PATH Puts PJM on Notice: “We’re Goin’ for the Gold”

Keryn tracks PATH’s filings at FERC.  Yesterday, Keryn reports, AEP/FE filed a document at FERC PJM Interconnection (see Keryn’s correction in comments) ending the coy little game that FE spokesman Tod Meyers played with reporters last week about whether AEP/FE were going to try to make rate payers pay them for their big mistake.

Here’s Keryn’s take on the FERC PJM filing:

PATH says:

“On August 24, 2012, the PJM Board of Managers (“PJM Board”) decided to terminate the Potomac-Appalachian Highline Transmission (“PATH”) Project and remove it from the PJM Regional Transmission Expansion Plan. In accordance with the Federal Energy Regulatory Commission’s (“Commission”) order authorizing the PATH Companies to recover prudently-incurred costs associated with abandonment of the PATH Project for reasons beyond their control, the PATH Companies intend to file, pursuant to Section 205 of the Federal Power Act, revisions to the PATH Formula Rate to allow for recovery of prudently-incurred abandoned plant costs associated with the PATH Project. Following Commission action on the Section 205 filing, the PATH Companies will revise the 2013 PTRR to reflect changes authorized by the Commission.”
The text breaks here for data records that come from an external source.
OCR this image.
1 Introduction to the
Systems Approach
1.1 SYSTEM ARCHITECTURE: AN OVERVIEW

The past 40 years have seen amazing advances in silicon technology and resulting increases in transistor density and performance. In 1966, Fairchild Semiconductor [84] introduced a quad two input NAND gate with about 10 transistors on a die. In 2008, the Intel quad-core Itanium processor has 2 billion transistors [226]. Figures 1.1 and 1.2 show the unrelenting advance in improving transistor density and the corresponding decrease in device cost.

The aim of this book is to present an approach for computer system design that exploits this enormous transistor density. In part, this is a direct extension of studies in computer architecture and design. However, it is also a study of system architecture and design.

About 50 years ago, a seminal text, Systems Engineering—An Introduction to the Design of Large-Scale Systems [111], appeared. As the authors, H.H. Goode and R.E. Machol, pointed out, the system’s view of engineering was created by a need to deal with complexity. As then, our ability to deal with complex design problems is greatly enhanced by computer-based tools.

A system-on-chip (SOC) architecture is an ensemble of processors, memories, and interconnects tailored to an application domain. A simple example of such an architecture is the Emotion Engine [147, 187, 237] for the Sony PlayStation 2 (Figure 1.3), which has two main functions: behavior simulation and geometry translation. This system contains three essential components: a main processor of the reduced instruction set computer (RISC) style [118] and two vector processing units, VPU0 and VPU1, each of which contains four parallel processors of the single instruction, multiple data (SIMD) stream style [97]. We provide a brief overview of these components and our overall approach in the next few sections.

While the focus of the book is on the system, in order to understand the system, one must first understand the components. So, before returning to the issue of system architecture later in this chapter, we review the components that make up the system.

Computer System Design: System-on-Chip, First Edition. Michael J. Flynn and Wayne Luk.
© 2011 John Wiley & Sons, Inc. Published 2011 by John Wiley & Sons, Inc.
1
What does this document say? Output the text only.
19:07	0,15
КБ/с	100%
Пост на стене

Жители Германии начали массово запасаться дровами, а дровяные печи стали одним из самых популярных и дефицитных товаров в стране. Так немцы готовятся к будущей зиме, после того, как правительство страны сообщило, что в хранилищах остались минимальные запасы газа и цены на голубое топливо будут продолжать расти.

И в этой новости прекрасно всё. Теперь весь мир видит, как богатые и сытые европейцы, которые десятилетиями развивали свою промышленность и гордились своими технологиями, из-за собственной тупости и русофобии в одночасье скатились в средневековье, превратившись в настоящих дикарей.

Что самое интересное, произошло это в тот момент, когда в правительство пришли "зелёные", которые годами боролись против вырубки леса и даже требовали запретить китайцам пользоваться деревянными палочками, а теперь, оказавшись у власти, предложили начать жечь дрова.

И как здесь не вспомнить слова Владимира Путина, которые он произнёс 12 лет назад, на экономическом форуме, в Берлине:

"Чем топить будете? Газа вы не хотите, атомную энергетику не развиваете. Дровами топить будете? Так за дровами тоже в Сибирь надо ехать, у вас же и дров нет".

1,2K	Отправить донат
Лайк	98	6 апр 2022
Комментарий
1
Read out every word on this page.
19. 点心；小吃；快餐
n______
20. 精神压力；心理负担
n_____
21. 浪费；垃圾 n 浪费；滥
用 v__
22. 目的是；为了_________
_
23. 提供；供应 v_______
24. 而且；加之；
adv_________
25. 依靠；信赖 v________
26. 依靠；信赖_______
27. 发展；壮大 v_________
Translation:  We’re going to make a filing to ask FERC’s permission to recover our stranded investment when we get around to it, but in the meantime, we’re going to continue to milk you like nothing happened.  We’ll settle up later (as in much).

So AEP/FE are going for that $130 million that they have sunk into PATH but haven’t been able to extract from our pockets yet.  Meanwhile, they will continue charging us for another $20 million in another annual cost recovery filing for 2013, as Keryn breaks it down:

So, what’s in PATH’s 2013 PTRR that adds up to $20M?  A return (profit) of an additional $12,051,167 that it’s not entitled to.  Administrative and General expenses of $1,964,529 that it’s not entitled to.  “Miscellaneous Transmission Expense” of $237,785 that it’s not entitled to.  There are also allowances for taxes and other expenses that add up to $20M.  But there is no PATH Project in 2013!  How can there be any expenses?  Because PATH still wants you to pick up a share of their parent company expenses that have nothing to do with the PATH Project.  Starting to see how you’ve been ripped off all along now?

What??!!  AEP/FE want to recovery ongoing costs in 2013 when PATH died on Aug. 28, 2012?  The zombie continues to stalk rate payers.  This is crazy.

As Keryn explains in her post, in order for AEP/FE to recover their other $130 million stranded costs, which are separate from the annual cost recovery filings, federal law and FERC regulations require them to prove two things:  (1) the costs were “prudently incurred” and (2) the abandonment of the project was forced on the companies “for reasons beyond their control.”

Of course, neither of these factors holds true in the PATH case.  A prudent company would never have proposed the project in the first place, and the reasons for the abandonment of PATH were completely within the control of the companies.  They could each have taken steps to eliminate PJM’s problems instead of proposing PATH.

AEP and FirstEnergy continue to ride the PATH gravy train, and you and I are paying for their ticket.  You have Dick Cheney, Ken Lay and the 2005 Republican-controlled Congress to thank for the transmission line “incentives” that built the gravy train railroad.

One thought on “PATH Puts PJM on Notice: “We’re Goin’ for the Gold”

  1. The crazy train is heading for disaster gorge! Actually, PTRRs (yesterday’s filing) are not filed at FERC, but only at PJM as some sort of limp-wristed attempt at “transparency.” I will assume FERC doesn’t have a clue about what PATH is trying to pull now, because it’s just so brazenly clueless I can’t imagine FERC told them to do that. Not only is it way outside anything just and reasonable, it defies logic. PATH never was one to think on their feet and apply problem solving skills to any dilemma it faced, such as what happens when you voluntarily form joint venture shell companies and utilize a formula rate that contains only one project and that one project is abandoned? Is a formula rate still necessary or even logical? PATH just can’t think logically and it’s unfortunate they’re stuck holding a very unique bag right now. Think, PATH, think!!!